Grain and Livestock End Lower in Risk Off Session: Are the Grain Markets Topping?

Grain and livestock futures all end lower in a risk off day according to Rich Nelson of Allendale. What triggered it and is this topping action in the grain markets?

Grain and livestock futures all end lower in a risk off day.

Rich Nelson of Allendale says it was tied to outside markets, the fast-planting pace and another HPAI case in an Iowa poultry flock.

“Now an Iowa based egg laying farm is infected and more than 4 million birds need to be culled. Keep in mind last week there was a story of around 1 million birds were infected out of Minnesota,” he says.
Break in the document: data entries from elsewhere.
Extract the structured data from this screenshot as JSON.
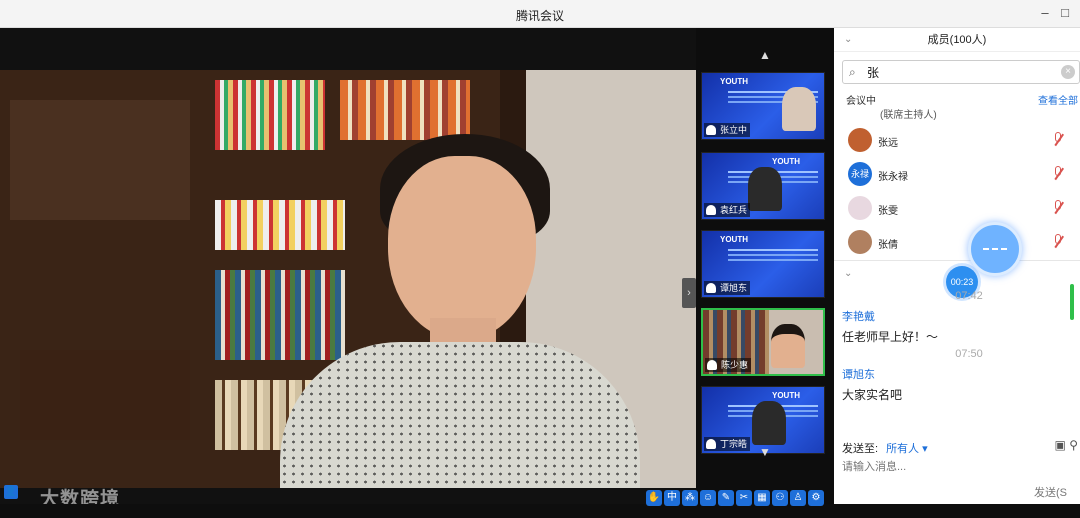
{
  "window": {
    "title": "腾讯会议"
  },
  "stage": {
    "speaker_name": "陈少惠",
    "watermark": "大数跨境"
  },
  "thumbs": [
    {
      "name": "张立中",
      "yt": "YOUTH"
    },
    {
      "name": "袁红兵",
      "yt": "YOUTH"
    },
    {
      "name": "谭旭东",
      "yt": "YOUTH"
    },
    {
      "name": "陈少惠",
      "yt": ""
    },
    {
      "name": "丁宗皓",
      "yt": "YOUTH"
    }
  ],
  "panel": {
    "header": "成员(100人)",
    "search": {
      "value": "张",
      "placeholder": ""
    },
    "section_label": "会议中",
    "view_all": "查看全部",
    "host_note": "(联席主持人)",
    "members": [
      {
        "name": "张远",
        "avatar": ""
      },
      {
        "name": "张永禄",
        "avatar": "永禄"
      },
      {
        "name": "张雯",
        "avatar": ""
      },
      {
        "name": "张倩",
        "avatar": ""
      }
    ],
    "timer": "00:23",
    "chat": [
      {
        "time": "07:42",
        "sender": "李艳戴",
        "text": "任老师早上好！～"
      },
      {
        "time": "07:50",
        "sender": "谭旭东",
        "text": "大家实名吧"
      }
    ],
    "send_to_label": "发送至:",
    "send_to_value": "所有人 ▾",
    "input_placeholder": "请输入消息...",
    "send_label": "发送(S"
  },
  "colors": {
    "accent": "#1e6fd9",
    "active_border": "#2fbf4a",
    "mute": "#d9534f"
  }
}
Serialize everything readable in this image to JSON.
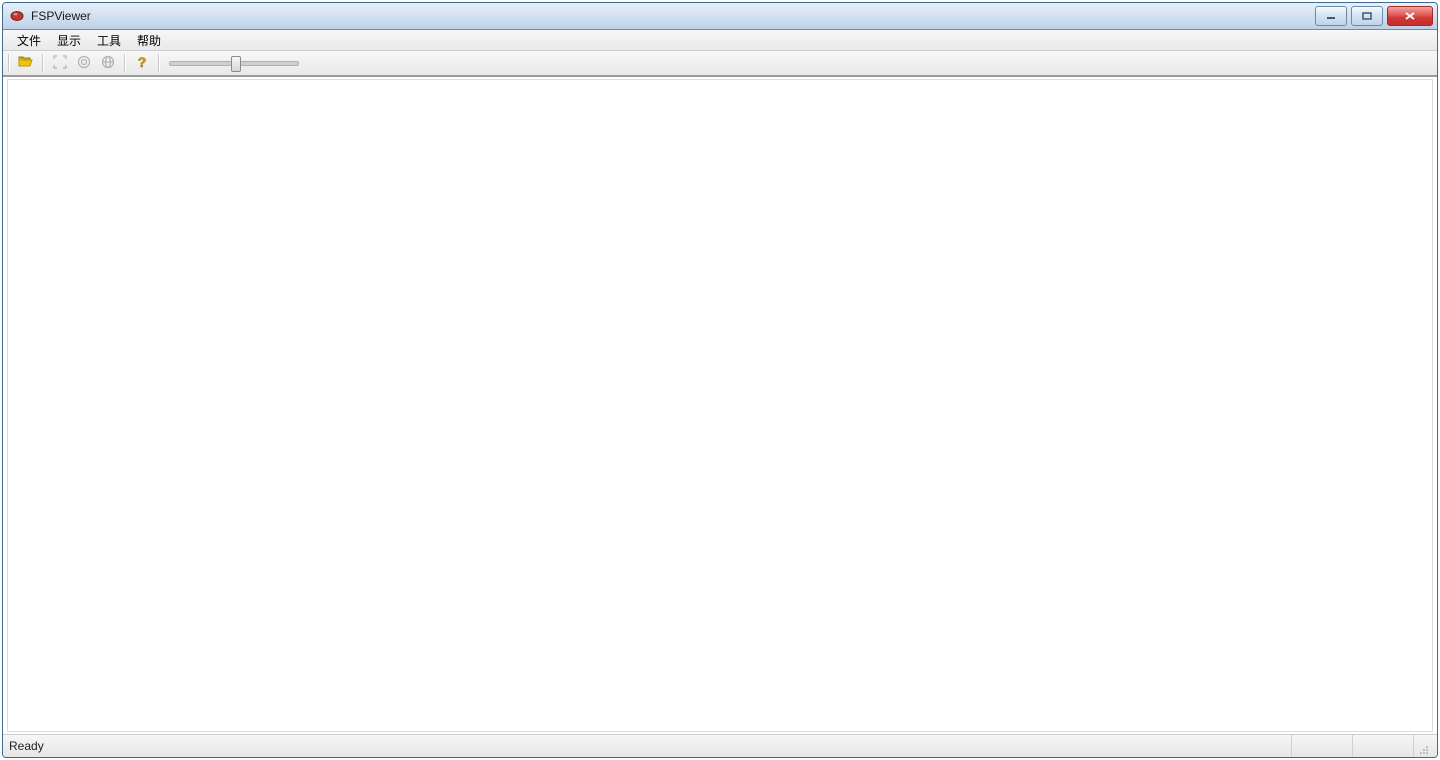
{
  "window": {
    "title": "FSPViewer"
  },
  "menu": {
    "items": [
      "文件",
      "显示",
      "工具",
      "帮助"
    ]
  },
  "toolbar": {
    "open_icon": "open-folder-icon",
    "fullscreen_icon": "fullscreen-icon",
    "target_icon": "target-icon",
    "globe_icon": "globe-icon",
    "help_icon": "help-icon"
  },
  "slider": {
    "value_percent": 50
  },
  "status": {
    "text": "Ready"
  }
}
He says the bird flu case psychologically impacts the grains with ideas of lower feed demand.

The weather concerns have also been alleviated by the planting pace USDA reported on corn at 83% done and soybeans at 68%, which are both ahead of the 5-year average.

“Keep in mind from our view this corn pace does imply a very minimal yield drag off a trend yields but it’s not enough to change the general supply story and for soybeans you could argue higher yield,” Nelson reported.
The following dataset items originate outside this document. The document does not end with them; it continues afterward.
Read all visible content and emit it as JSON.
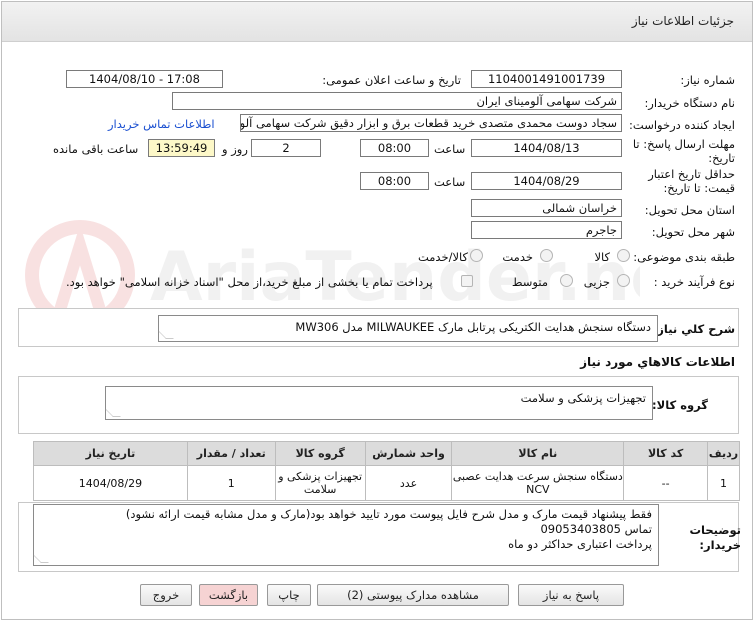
{
  "header": {
    "title": "جزئیات اطلاعات نیاز"
  },
  "form": {
    "need_number_label": "شماره نیاز:",
    "need_number": "1104001491001739",
    "announce_label": "تاریخ و ساعت اعلان عمومی:",
    "announce_value": "1404/08/10 - 17:08",
    "buyer_org_label": "نام دستگاه خریدار:",
    "buyer_org": "شرکت سهامی آلومینای ایران",
    "creator_label": "ایجاد کننده درخواست:",
    "creator": "سجاد دوست محمدی متصدی خرید قطعات برق و ابزار دقیق شرکت سهامی آلود",
    "contact_link": "اطلاعات تماس خریدار",
    "deadline_label": "مهلت ارسال پاسخ: تا تاریخ:",
    "deadline_date": "1404/08/13",
    "time_label": "ساعت",
    "deadline_time": "08:00",
    "days_count": "2",
    "days_label": "روز و",
    "remaining_time": "13:59:49",
    "remaining_label": "ساعت باقی مانده",
    "validity_label": "حداقل تاریخ اعتبار قیمت: تا تاریخ:",
    "validity_date": "1404/08/29",
    "validity_time": "08:00",
    "province_label": "استان محل تحویل:",
    "province": "خراسان شمالی",
    "city_label": "شهر محل تحویل:",
    "city": "جاجرم",
    "category_label": "طبقه بندی موضوعی:",
    "category_options": [
      "کالا",
      "خدمت",
      "کالا/خدمت"
    ],
    "process_label": "نوع فرآیند خرید :",
    "process_options": [
      "جزیی",
      "متوسط"
    ],
    "payment_note": "پرداخت تمام یا بخشی از مبلغ خرید،از محل \"اسناد خزانه اسلامی\" خواهد بود."
  },
  "summary": {
    "label": "شرح کلي نياز:",
    "value": "دستگاه سنجش هدایت الکتریکی پرتابل مارک MILWAUKEE مدل MW306"
  },
  "goods": {
    "section_title": "اطلاعات کالاهاي مورد نياز",
    "group_label": "گروه کالا:",
    "group_value": "تجهیزات پزشکی و سلامت",
    "columns": [
      "ردیف",
      "کد کالا",
      "نام کالا",
      "واحد شمارش",
      "گروه کالا",
      "تعداد / مقدار",
      "تاریخ نیاز"
    ],
    "rows": [
      [
        "1",
        "--",
        "دستگاه سنجش سرعت هدایت عصبی NCV",
        "عدد",
        "تجهیزات پزشکی و سلامت",
        "1",
        "1404/08/29"
      ]
    ]
  },
  "notes": {
    "label": "توضیحات خریدار:",
    "lines": [
      "فقط پیشنهاد قیمت مارک و مدل شرح فایل پیوست مورد تایید خواهد بود(مارک و مدل مشابه قیمت ارائه نشود)",
      "تماس 09053403805",
      "پرداخت اعتباری حداکثر دو ماه"
    ]
  },
  "buttons": {
    "reply": "پاسخ به نیاز",
    "attachments": "مشاهده مدارک پیوستی (2)",
    "print": "چاپ",
    "back": "بازگشت",
    "exit": "خروج"
  },
  "watermark_text": "AriaTender.neT",
  "colors": {
    "remaining_bg": "#fdf8c8",
    "link": "#1a4fd0",
    "back_btn": "#f6d3d3"
  }
}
It is also end of the month which may have resulted in some profit taking after the grain markets rallied during May.

However, is the grain market starting to put in a top?

The global weather concerns for wheat, focused on Russia and Ukraine, have not gone away and India now says it will import wheat for the first time in six years.

However, Nelson says these factors may be adequately priced into the current market and the corn and soybeans may also have enough weather premium for this stage of the growing season until a summer weather story surfaces.

“We also have to balance this out with the fact that we have a good U.S. crop right now for both Hard and Soft Red Winter wheat, which are running above USDA’s current hopes,” he says.

Cattle futures consolidated and saw some end of month profit taking after making new highs for the move on Tuesday.

The market is still holding a sizable premium to last week’s record cash of $190.09 but Nelson says the cash was artificially pushed by packers slowing chain speeds creating a supply squeeze just ahead of peak Memorial Day demand.

Nelson says the live cattle futures are implying a drop in cash prices in coming weeks in the low $180-$182 range for a late summer low. That’s actually not bad. It’s a 3% cut from the traditional normal of a 10% cut from spring to summer.”

He says the tighter cattle supplies are still coming in the last quarter of 2024 and all of 2025.

Meanwhile lean hogs make new lows for the move as Nelson says the cash market has been essentially stuck the last month. “This market is removing the futures premium to the cash and funds are doing it with clear confidence,” he says.